How is this even close to okay? If I go onto Linkedin, and just start naming people, all of a sudden, they are Linkedin members?

uRock
September 10th, 2019, 01:56 AM
This may not be the right thread to ask this in, but...

I constantly get emails from Linkedin, telling me that I have been highlighted in profiles, and resumes, and the like. And I have NEVER logged into LinkedIn once in my life. These emails are pretty specific with phone numbers, personal information, and, of course, they have my email address.

How is this even close to okay? If I go onto Linkedin, and just start naming people, all of a sudden, they are Linkedin members?
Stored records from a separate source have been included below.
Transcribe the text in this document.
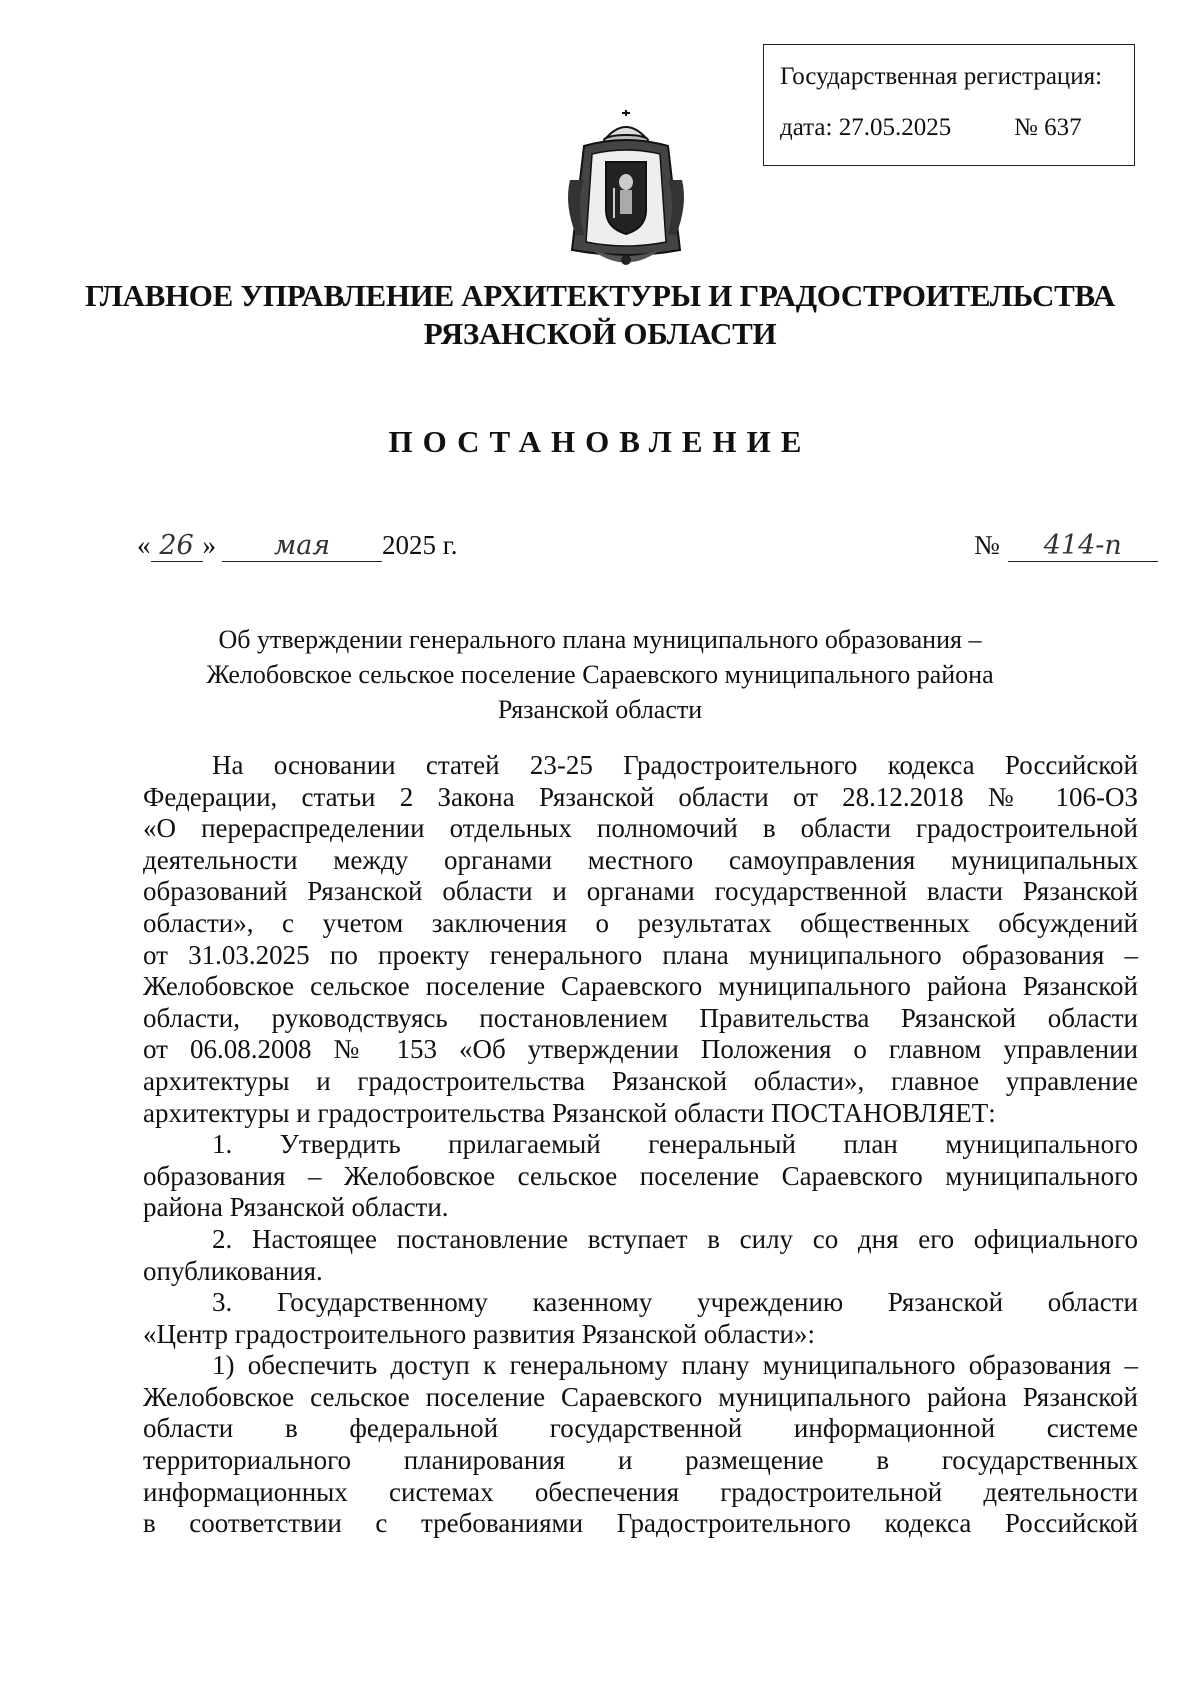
Государственная регистрация:
дата: 27.05.2025	№ 637
ГЛАВНОЕ УПРАВЛЕНИЕ АРХИТЕКТУРЫ И ГРАДОСТРОИТЕЛЬСТВА
РЯЗАНСКОЙ ОБЛАСТИ
ПОСТАНОВЛЕНИЕ
« 26 » мая 2025 г.	№ 414-п
Об утверждении генерального плана муниципального образования –
Желобовское сельское поселение Сараевского муниципального района
Рязанской области

На основании статей 23-25 Градостроительного кодекса Российской

Федерации, статьи 2 Закона Рязанской области от 28.12.2018 № 106-ОЗ

«О перераспределении отдельных полномочий в области градостроительной

деятельности между органами местного самоуправления муниципальных

образований Рязанской области и органами государственной власти Рязанской

области», с учетом заключения о результатах общественных обсуждений

от 31.03.2025 по проекту генерального плана муниципального образования –

Желобовское сельское поселение Сараевского муниципального района Рязанской

области, руководствуясь постановлением Правительства Рязанской области

от 06.08.2008 № 153 «Об утверждении Положения о главном управлении

архитектуры и градостроительства Рязанской области», главное управление

архитектуры и градостроительства Рязанской области ПОСТАНОВЛЯЕТ:

1. Утвердить прилагаемый генеральный план муниципального

образования – Желобовское сельское поселение Сараевского муниципального

района Рязанской области.

2. Настоящее постановление вступает в силу со дня его официального

опубликования.

3. Государственному казенному учреждению Рязанской области

«Центр градостроительного развития Рязанской области»:

1) обеспечить доступ к генеральному плану муниципального образования –

Желобовское сельское поселение Сараевского муниципального района Рязанской

области в федеральной государственной информационной системе

территориального планирования и размещение в государственных

информационных системах обеспечения градостроительной деятельности

в соответствии с требованиями Градостроительного кодекса Российской
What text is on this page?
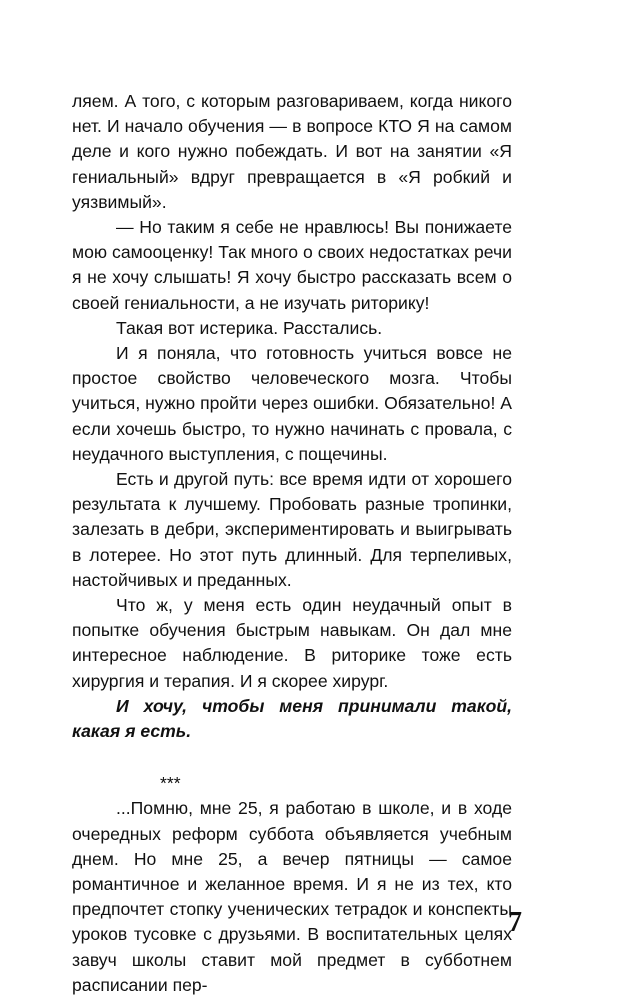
ляем. А того, с которым разговариваем, когда никого нет. И начало обучения — в вопросе КТО Я на самом деле и кого нужно побеждать. И вот на занятии «Я гениальный» вдруг превращается в «Я робкий и уязвимый».

— Но таким я себе не нравлюсь! Вы понижаете мою самооценку! Так много о своих недостатках речи я не хочу слышать! Я хочу быстро рассказать всем о своей гениальности, а не изучать риторику!

Такая вот истерика. Расстались.

И я поняла, что готовность учиться вовсе не простое свойство человеческого мозга. Чтобы учиться, нужно пройти через ошибки. Обязательно! А если хочешь быстро, то нужно начинать с провала, с неудачного выступления, с пощечины.

Есть и другой путь: все время идти от хорошего результата к лучшему. Пробовать разные тропинки, залезать в дебри, экспериментировать и выигрывать в лотерее. Но этот путь длинный. Для терпеливых, настойчивых и преданных.

Что ж, у меня есть один неудачный опыт в попытке обучения быстрым навыкам. Он дал мне интересное наблюдение. В риторике тоже есть хирургия и терапия. И я скорее хирург.

И хочу, чтобы меня принимали такой, какая я есть.

***

...Помню, мне 25, я работаю в школе, и в ходе очередных реформ суббота объявляется учебным днем. Но мне 25, а вечер пятницы — самое романтичное и желанное время. И я не из тех, кто предпочтет стопку ученических тетрадок и конспекты уроков тусовке с друзьями. В воспитательных целях завуч школы ставит мой предмет в субботнем расписании пер-

7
That's madness! I closed my account because I saw names of people I had removed from my life show up as visitors to my page. Funny enough, within 3 days at work my employer's HR called me in to ask why I closed my account. Apparently they have an algorithm that watches LinkedIn for employee's changes.

Shibblet
September 10th, 2019, 06:24 PM
That's madness! I closed my account because I saw names of people I had removed from my life show up as visitors to my page. Funny enough, within 3 days at work my employer's HR called me in to ask why I closed my account. Apparently they have an algorithm that watches LinkedIn for employee's changes.

Right? Apparently, they take information from everyone's resume and friends. If you are listed as a professional reference on someone's resume (which I am), they build a profile for you.

I've heard people say it before. Privacy is an illusion. It's absolutely impossible to keep your personal information private these days.